Technip and Aker Solutions are amongst the companies to have scooped the contracts which cover the Rosebank and Alder projects.
At Alder, Technip has landed the engineering, procurement, installation and commissioning job for the complete subsea system including the main manifold, the isolation valve manifold, 28 kilometres of flowlines and umbilical and tie-in spools.
Although the contract has gone to a French engineering firm, Chevron was keen to point out that the work, as with the other contracts, will be carried out in the UK – Technip will perform the work at its Aberdeen, Newcastle and Evanton facilities.
Also for Alder, Aker Solutions has landed the contract to design, build and supply the subsea control system, including the hydraulic and electrical components to be installed both at subsea and on the Britannia bridge-linked platform. Work will take place at Aker’s Aberdeen facility.
The third Alder contract when to OneSubsea UK (formerly Cameron) which will design, build and supply a pair of high pressure, high temperature vertical subsea monobore trees and wellheads. The contractor will perform the work at its Leeds facility.
OneSubsea was also the winner of the one Rosebank contract handed out by Chevron. It will engineer, build and supply subsea manifolds, trees and control systems for the project with the contract also executed from Leeds.
Chevron did not provide a breakdown of the contract values but said the total over £550 million ($844.16 million).
Chevron has called Rosebank a “significant resource”, saying it holds an estimated 698 million barrels of proven and probable standard oil in place.
The project will see the development of the Paleocene Colsay-1 South and Colsay-3 reservoirs of the Rosebank field and the potential further appraisal drilling of the greater Rosebank area, which comprises the Rosebank South, Rosebank North and Colsay-1 North reservoirs.
The start of offshore work in the form of the drilling campaign is targeted for the third quarter of 2015.
The infield infrastructure will be installed in 2015 and 2016 before the Rosebank floating production, storage and offloading vessel is installed in 2017.
Hyundai Heavy Industries said in April when it was awarded the contract to build the 99,750-tonne turret-moored FPSO that it was scheduled to be handed over by the end of November 2016. Oil production is expected to peak at 98,198 barrels per day in 2019 while peak gas production is expected at 3.8 million cubic metres per day in 2022, Chevron said.

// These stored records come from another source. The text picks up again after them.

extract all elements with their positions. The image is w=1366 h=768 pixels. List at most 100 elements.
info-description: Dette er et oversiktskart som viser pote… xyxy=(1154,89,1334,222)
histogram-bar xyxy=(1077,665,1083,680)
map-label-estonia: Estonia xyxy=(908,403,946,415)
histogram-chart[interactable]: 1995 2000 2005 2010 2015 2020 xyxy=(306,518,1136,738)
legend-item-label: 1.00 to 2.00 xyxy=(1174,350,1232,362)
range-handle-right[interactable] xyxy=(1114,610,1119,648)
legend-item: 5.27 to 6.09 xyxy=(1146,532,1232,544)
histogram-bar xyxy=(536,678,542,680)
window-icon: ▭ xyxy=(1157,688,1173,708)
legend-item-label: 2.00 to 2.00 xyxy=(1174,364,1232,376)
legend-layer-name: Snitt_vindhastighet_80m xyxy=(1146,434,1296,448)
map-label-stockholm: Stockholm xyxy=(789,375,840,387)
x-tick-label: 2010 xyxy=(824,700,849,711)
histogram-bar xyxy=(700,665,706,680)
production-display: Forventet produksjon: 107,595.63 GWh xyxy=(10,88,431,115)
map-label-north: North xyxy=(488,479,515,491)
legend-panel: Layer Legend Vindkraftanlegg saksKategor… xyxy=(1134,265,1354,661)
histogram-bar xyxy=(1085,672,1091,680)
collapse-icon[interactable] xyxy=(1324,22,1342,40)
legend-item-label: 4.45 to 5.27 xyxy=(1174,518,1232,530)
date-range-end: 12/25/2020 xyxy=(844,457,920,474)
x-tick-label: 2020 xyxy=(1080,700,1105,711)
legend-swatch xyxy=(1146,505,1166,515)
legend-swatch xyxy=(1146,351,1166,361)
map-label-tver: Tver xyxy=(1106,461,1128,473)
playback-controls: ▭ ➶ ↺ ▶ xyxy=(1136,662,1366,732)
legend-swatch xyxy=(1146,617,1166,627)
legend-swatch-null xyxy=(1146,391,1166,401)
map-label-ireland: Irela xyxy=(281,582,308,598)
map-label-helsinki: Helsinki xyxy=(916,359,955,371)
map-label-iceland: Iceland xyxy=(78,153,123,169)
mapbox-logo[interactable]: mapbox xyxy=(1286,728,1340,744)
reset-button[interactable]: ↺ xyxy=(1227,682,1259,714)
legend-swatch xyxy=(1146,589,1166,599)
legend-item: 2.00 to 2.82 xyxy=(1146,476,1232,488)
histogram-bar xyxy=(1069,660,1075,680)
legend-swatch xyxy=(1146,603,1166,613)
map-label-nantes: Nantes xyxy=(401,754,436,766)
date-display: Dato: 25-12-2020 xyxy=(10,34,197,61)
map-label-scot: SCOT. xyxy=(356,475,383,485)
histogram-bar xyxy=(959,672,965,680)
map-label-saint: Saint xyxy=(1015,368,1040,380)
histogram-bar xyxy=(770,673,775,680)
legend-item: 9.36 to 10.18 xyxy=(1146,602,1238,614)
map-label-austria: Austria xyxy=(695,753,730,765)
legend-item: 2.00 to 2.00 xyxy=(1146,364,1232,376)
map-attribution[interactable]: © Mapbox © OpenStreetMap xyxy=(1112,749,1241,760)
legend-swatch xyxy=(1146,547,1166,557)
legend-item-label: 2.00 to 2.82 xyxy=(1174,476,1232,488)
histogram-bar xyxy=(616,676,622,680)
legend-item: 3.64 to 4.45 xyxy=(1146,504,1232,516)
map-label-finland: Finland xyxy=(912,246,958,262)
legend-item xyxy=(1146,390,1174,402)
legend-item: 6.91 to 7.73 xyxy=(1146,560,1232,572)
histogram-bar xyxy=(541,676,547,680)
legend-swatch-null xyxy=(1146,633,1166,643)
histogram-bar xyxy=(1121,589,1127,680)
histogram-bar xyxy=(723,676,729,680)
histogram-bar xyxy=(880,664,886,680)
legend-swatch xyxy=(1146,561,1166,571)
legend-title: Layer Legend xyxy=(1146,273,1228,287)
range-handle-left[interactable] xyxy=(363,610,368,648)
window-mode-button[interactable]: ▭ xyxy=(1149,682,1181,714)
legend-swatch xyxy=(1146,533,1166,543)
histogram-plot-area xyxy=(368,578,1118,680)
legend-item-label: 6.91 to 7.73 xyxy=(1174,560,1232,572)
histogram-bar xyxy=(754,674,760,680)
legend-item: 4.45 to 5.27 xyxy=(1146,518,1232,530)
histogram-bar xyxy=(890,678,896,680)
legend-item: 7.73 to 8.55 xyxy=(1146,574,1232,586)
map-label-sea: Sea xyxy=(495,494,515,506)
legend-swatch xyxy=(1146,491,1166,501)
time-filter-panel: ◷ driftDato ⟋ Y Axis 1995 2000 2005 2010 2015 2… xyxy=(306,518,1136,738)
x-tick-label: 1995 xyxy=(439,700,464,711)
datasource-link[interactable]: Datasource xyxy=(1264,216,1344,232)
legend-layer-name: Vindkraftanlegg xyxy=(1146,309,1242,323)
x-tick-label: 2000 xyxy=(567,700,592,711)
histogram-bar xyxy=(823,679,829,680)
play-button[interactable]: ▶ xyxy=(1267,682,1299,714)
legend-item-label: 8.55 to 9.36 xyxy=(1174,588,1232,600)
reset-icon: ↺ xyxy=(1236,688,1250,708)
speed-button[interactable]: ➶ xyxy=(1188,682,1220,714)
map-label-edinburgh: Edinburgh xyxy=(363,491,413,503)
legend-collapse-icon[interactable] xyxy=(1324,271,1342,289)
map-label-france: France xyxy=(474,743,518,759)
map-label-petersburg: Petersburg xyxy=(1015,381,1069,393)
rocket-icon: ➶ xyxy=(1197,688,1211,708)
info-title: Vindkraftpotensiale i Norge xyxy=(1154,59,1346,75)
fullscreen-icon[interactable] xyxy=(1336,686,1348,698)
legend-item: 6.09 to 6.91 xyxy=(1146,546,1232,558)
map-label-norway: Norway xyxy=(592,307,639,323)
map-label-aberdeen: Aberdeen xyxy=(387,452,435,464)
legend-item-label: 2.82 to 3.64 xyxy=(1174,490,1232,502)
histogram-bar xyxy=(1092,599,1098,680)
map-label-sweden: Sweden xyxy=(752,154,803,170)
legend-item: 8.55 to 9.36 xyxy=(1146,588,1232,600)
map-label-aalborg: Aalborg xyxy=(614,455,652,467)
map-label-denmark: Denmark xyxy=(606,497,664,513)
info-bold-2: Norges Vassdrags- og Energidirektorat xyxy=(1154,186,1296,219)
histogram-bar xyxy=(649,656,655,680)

The new development — located in 1100 metres of water, 130.5 kilometres north-west of Shetland — will also be “pre-equipped” with tie-facilities to support a number of future subsea developments if required.
Front-end engineering and design work on the FPSO, which began last year, is expected to be completed in the third quarter of this year.
Rosebank is due to be developed in three different drilling stages from four drill centres.
Operator Chevron holds a 40% interest, with Statoil on 30%, OMV on 20% and Dong on 10%.
Alder, where compatriot ConocoPhillips is also a partner, is located 27 kilometres west of the Britannia field in Block 15/29a, about 160 kilometres off the UK coast.
The high-pressure high-temperature Alder accumulation is set to be developed as a subsea tie-back to the Britannia bridge-linked platform, jointly operated by the two US supermajors.
A final investment decision on the project is expected later this year.
The maximum estimated recovery from Alder is 4.82 billion cubic metres of gas over an estimated field life of 10 years.